One of the three major project milestones is almost done. The crypto library port is nearly finished.

I am excited about checking this off list, because it is one of the most critical and time consuming things.


This is the fourth crypto library we have gone through. After first, we had to do testing and write fuzzing library and test suite, to make sure that the new library behaves as it should and do not not have strange edge cases. We found problems or bugs with every library so far.

It is very tedious, because the results needs to be exactly the same down to the bit, or deterministic wallets are screwed up or a weak key can be generated, or if invalid input is allowed it can leak bits of your private key. There are also issues with little endian vs big endian for data inputs and enforcing signature malleability.

For instance, nearly every single implementation of RSA is screwed up. If you input random data or weird/invalid edge cases, you get different outputs for each implementation and you can often get them to leak bits of the private key.

We are using gocoin’s goloang port of SIPA’s implementation of SIPA’s implementation of secp256k1, that he wrote to replace OpenSSL. We found some problems, such as allowing public key generation from a private key with an order greater than the order of the curve. Public key generation from the private key succeeds without error, but the public key fails validation or cannot be used.

I wrote 80 unit tests, generating random instances and checking the implementations against each other on billions of inputs and am going through and fixing up last bugs.


Will have update on this soon.

Major progress. There was no GUI to allow it to do what was needed, so decided on terminal interface and small scripting language. The terminal and shell interface type is very powerful.

You can generate things like this in a few lines. Its a lot better than HTML or gui interface.

The idea is to have a small scripting language like C/Go and have shell, where users can patch together scripts. If HTTPS is unblocked out of country, you might run script to tunnel out going connection over HTTPS or embed the data stream in another protocol, like email.

A node has “severlets” which are these small scripts, that communicate by sending length prefixed messages to each other (simple format). A node will be running multiple scripts at once. A script might expose an API, so other scripts can grab data from it (like a webserver) and then another script locally might render an animated graph. Or you can sub-divide the terminal into panes or sub-windows, with a script that has scripts running in the sub-windows.

The most difficult part of the meshnet, is that you may have three hundred nodes and you need status reports, data, need to be able to rapidly modify them and get information. So you have to have scripts, running scripts on the remote nodes and pulling data into a “command center” where you can see what is going on.

The simplest script and the core backbone, takes in a packet over a “channel”, then reads the header and then forwards the packet to the next node on a path.

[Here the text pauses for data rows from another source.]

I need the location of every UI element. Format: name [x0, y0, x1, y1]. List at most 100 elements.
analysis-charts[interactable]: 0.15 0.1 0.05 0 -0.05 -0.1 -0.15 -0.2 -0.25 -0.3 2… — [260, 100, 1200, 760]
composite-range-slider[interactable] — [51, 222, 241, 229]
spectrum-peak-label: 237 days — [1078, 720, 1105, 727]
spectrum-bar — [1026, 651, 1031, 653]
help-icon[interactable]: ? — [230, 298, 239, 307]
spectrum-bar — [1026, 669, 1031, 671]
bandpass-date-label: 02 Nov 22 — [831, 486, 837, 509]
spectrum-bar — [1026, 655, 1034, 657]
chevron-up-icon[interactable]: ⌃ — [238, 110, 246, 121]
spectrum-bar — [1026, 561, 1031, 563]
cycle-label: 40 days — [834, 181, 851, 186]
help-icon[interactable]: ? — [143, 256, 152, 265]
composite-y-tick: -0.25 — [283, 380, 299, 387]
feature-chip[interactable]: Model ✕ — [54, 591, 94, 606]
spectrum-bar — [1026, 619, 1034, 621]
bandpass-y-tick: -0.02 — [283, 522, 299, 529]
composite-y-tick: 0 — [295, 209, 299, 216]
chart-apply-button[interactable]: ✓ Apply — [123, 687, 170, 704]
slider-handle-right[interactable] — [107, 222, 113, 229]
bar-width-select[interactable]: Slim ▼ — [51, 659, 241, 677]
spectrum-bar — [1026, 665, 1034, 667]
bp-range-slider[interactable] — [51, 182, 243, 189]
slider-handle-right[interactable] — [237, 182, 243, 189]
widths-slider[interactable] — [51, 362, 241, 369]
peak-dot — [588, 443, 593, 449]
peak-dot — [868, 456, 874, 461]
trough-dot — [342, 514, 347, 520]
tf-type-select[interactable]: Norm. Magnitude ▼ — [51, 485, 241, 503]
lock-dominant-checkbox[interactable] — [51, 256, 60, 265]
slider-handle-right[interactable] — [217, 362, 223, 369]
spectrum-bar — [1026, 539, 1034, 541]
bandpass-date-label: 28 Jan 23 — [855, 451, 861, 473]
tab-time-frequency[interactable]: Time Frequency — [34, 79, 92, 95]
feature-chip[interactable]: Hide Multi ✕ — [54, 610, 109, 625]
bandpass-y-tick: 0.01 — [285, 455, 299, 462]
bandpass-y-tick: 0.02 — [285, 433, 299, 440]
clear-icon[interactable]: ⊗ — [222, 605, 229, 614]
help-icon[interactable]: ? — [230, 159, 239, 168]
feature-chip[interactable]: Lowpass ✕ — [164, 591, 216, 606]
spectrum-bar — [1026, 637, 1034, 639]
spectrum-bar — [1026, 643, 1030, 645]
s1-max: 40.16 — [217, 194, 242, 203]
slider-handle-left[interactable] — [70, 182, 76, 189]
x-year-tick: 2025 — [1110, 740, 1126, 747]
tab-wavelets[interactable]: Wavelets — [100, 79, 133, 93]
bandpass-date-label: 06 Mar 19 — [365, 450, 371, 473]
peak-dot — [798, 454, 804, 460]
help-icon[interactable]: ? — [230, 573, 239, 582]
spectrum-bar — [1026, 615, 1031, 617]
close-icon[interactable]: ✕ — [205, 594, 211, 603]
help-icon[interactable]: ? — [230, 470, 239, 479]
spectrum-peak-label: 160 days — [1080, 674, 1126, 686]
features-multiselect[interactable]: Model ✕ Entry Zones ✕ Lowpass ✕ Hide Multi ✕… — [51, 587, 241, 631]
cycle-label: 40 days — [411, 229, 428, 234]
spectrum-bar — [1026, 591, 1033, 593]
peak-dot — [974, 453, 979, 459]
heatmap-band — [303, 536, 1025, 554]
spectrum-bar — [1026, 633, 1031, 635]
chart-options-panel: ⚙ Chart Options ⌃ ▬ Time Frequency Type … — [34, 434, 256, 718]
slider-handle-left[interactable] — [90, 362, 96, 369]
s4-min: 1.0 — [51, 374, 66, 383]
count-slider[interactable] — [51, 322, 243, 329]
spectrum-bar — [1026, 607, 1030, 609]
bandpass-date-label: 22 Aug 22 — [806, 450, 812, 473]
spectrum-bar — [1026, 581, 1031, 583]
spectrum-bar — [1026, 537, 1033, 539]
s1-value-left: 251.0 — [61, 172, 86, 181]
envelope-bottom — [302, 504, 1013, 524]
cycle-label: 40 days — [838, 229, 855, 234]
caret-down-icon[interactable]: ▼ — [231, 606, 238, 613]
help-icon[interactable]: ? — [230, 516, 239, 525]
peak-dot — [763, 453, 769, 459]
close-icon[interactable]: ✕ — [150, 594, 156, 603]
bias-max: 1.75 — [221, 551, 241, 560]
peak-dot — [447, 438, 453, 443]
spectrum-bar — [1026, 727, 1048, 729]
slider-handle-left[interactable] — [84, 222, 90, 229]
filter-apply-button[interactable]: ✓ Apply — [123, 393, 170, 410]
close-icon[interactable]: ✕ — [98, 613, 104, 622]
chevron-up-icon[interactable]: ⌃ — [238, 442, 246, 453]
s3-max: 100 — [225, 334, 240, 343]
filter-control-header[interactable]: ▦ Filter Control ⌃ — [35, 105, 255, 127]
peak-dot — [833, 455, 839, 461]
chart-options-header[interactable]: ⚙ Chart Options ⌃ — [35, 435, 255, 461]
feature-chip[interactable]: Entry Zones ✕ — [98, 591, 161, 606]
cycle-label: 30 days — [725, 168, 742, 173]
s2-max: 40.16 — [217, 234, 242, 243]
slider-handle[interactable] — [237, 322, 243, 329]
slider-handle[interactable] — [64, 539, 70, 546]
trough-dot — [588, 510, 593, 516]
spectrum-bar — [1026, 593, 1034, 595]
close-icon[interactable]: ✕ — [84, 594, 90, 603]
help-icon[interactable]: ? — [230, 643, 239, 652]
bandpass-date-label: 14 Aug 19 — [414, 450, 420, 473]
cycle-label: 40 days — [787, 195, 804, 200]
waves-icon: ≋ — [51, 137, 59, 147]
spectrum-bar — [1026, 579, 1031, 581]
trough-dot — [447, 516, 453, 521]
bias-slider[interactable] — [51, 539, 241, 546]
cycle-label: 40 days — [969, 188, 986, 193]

I want something that a 12 or 14 year old can monkey patch or improve. The kind of internet blocking we will see in the future may be extreme and there is no configure that works best in all situations.

This is technically a “multi-agent system”, which is one step beyond “peer to peer”. It is “cybernetic” instead of peer to peer. You have multiple agents with their own state, resources and set of actions they can do. They exchanging messages with each other and try to cooperatively achieve a goal, but each agent only has its local view of what is going on and needs to communicate with the other agents to coordinate.

This is a new research area, but there are very simple algorithms that appear to work pretty well.